The midwife asked me if I wanted to deliver the baby in the bathroom or go back to the tub. It was thoughtful of her to ask, but I knew my body would not make it to the living room without the baby coming out. She then called the troops to gather in our tiny bathroom. I pushed for what felt like 5 minutes on the toilet, and then I thought to myself, I don’t want this baby to fall into the toilet. I recalled what the birth stories frequently said: hands and knees is a great position to push from.

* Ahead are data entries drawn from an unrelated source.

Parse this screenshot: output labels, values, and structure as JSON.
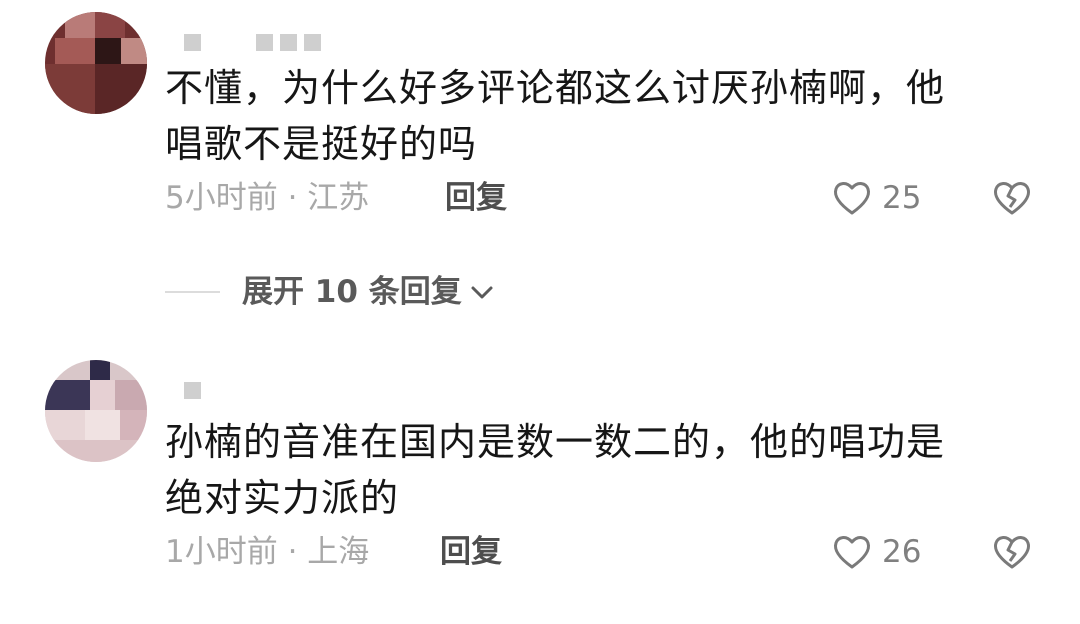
{
  "comments": [
    {
      "text_line1": "不懂，为什么好多评论都这么讨厌孙楠啊，他",
      "text_line2": "唱歌不是挺好的吗",
      "meta": "5小时前 · 江苏",
      "reply_label": "回复",
      "likes": "25",
      "icons": {
        "like": "heart-outline-icon",
        "dislike": "broken-heart-icon"
      }
    },
    {
      "text_line1": "孙楠的音准在国内是数一数二的，他的唱功是",
      "text_line2": "绝对实力派的",
      "meta": "1小时前 · 上海",
      "reply_label": "回复",
      "likes": "26",
      "icons": {
        "like": "heart-outline-icon",
        "dislike": "broken-heart-icon"
      }
    }
  ],
  "expand_replies": {
    "label": "展开 10 条回复",
    "icon": "chevron-down-icon"
  },
  "colors": {
    "text": "#161616",
    "meta": "#a8a8a8",
    "reply": "#4e4e4e",
    "icon": "#7a7a7a"
  }
}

I got on my hands and knees, with two ladies in front of me, while the primary midwife and my husband were behind me, ready to catch the baby. The midwife guided me to slow down my breathing as the baby’s head was emerging. I listened and slowed it waaaay down, knowing my goal was not to tear. I took a few slow breaths and allowed my body to push gently, and suddenly the baby’s head was out. Then the rest of the baby’s body came out with ease and delight and no pain. I could hear the baby’s cry right away, and my heart felt such a relief to hear that little scream of life, knowing our baby wouldn’t need any help getting started on breathing.
We somehow stumbled our way to the bedroom, where they placed the baby on my chest with towels and blankets covering us both. After the controlled chaos settled down, I asked, “Is it a girl or a boy?” They called Kalisa over and said, “Why don’t you check.” Everyone’s eyes brightened as they looked, and he said, “It’s a girl!” Kalisa repeated in his higher registered African voice, “A GURL!!!” He kissed my forehead and repeated, “We have a girl!” Warm tears streamed down my cheeks as I held our little baby girl. A few moments went by, and I turned to my husband with a smile and told him I would do it all over again, and I still want seven children (joking). It felt like all was right in my world. We named her Naomi Jane Kalisa. She’s a 4th generation Jane (my grandmother, aunt, myself, and now, Naomi all share the heritage of being a Jane). She weighed 7 pounds and 11 ounces at birth and was born on Saturday, June 5th at 3:29 pm. The labor in total was 34.5 hours long, and gratefully there were no stitches.